Michelle Rhee, who as chancellor has been overhauling the struggling Washington, D.C. public school system, will discuss her experiences at 5:30 p.m. Monday, Nov. 17, at Duke University.

The discussion, which is free and open to the public, will be held in Sanford Institute of Public Policy's Fleishman Commons.

For the 2006-07 year, the D.C. school system ranked next to last in the nation for reading and math scores for fourth and eighth graders. It had experienced a drop in enrollment rates and 30 percent of local students now attend charter schools.

In her first 17 months on the job, Rhee closed 23 schools with low enrollment and overhauled 27 schools with poor academic achievement. She also fired more than 250 teachers and about one-third of the principals at the system's 128 schools. Now, the 38-year-old Rhee is tackling the teacher's union with a controversial proposal to increase teacher pay to $100,000 or more in exchange for giving up tenure.

"We are always going to put the best interests of kids above the rights, privileges and priorities of adults," she said.
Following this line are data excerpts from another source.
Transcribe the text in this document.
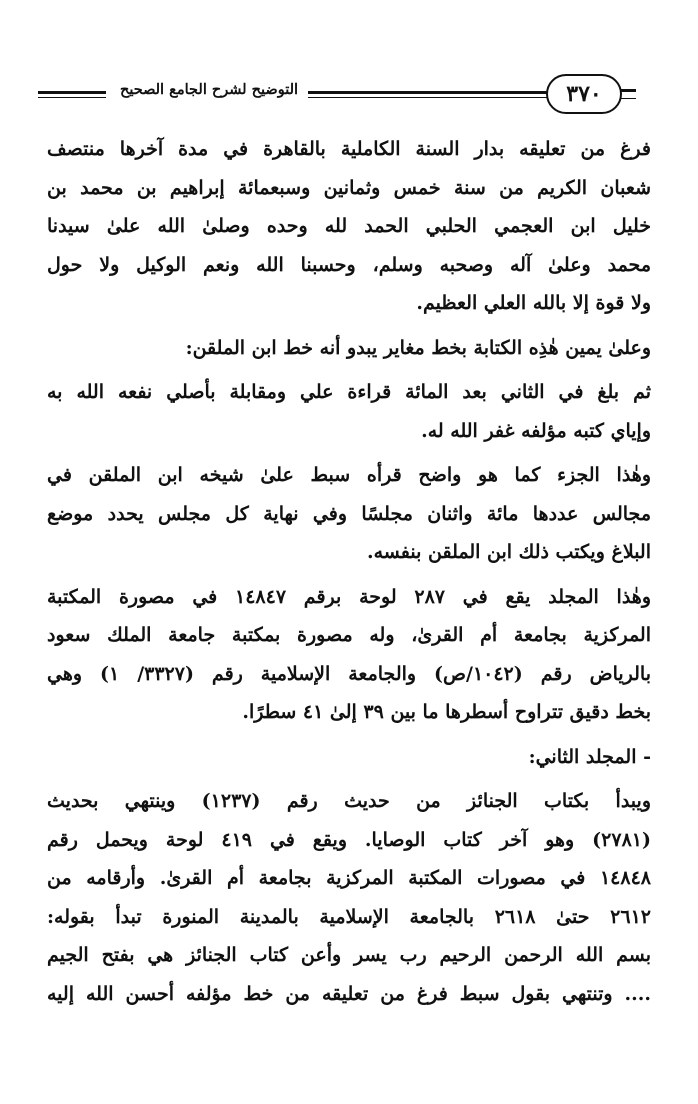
التوضيح لشرح الجامع الصحيح	٣٧٠
فرغ من تعليقه بدار السنة الكاملية بالقاهرة في مدة آخرها منتصف
شعبان الكريم من سنة خمس وثمانين وسبعمائة إبراهيم بن محمد بن
خليل ابن العجمي الحلبي الحمد لله وحده وصلىٰ الله علىٰ سيدنا
محمد وعلىٰ آله وصحبه وسلم، وحسبنا الله ونعم الوكيل ولا حول
ولا قوة إلا بالله العلي العظيم.
وعلىٰ يمين هٰذِه الكتابة بخط مغاير يبدو أنه خط ابن الملقن:
ثم بلغ في الثاني بعد المائة قراءة علي ومقابلة بأصلي نفعه الله به
وإياي كتبه مؤلفه غفر الله له.
وهٰذا الجزء كما هو واضح قرأه سبط علىٰ شيخه ابن الملقن في
مجالس عددها مائة واثنان مجلسًا وفي نهاية كل مجلس يحدد موضع
البلاغ ويكتب ذلك ابن الملقن بنفسه.
وهٰذا المجلد يقع في ٢٨٧ لوحة برقم ١٤٨٤٧ في مصورة المكتبة
المركزية بجامعة أم القرىٰ، وله مصورة بمكتبة جامعة الملك سعود
بالرياض رقم (١٠٤٢/ص) والجامعة الإسلامية رقم (٣٣٢٧/ ١) وهي
بخط دقيق تتراوح أسطرها ما بين ٣٩ إلىٰ ٤١ سطرًا.
- المجلد الثاني:
ويبدأ بكتاب الجنائز من حديث رقم (١٢٣٧) وينتهي بحديث
(٢٧٨١) وهو آخر كتاب الوصايا. ويقع في ٤١٩ لوحة ويحمل رقم
١٤٨٤٨ في مصورات المكتبة المركزية بجامعة أم القرىٰ. وأرقامه من
٢٦١٢ حتىٰ ٢٦١٨ بالجامعة الإسلامية بالمدينة المنورة تبدأ بقوله:
بسم الله الرحمن الرحيم رب يسر وأعن كتاب الجنائز هي بفتح الجيم
.... وتنتهي بقول سبط فرغ من تعليقه من خط مؤلفه أحسن الله إليه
She previously taught a second-grade class in a tough Baltimore school. "It was total culture shock," she said, but it taught her that with the right teachers and high expectations, urban kids can achieve. In 1997, she founded The New Teacher Project, a consulting organization that develops best practices for hiring new teachers.

Her talk is sponsored by the Office of Duke University President Richard Brodhead and the Sanford Institute of Public Policy.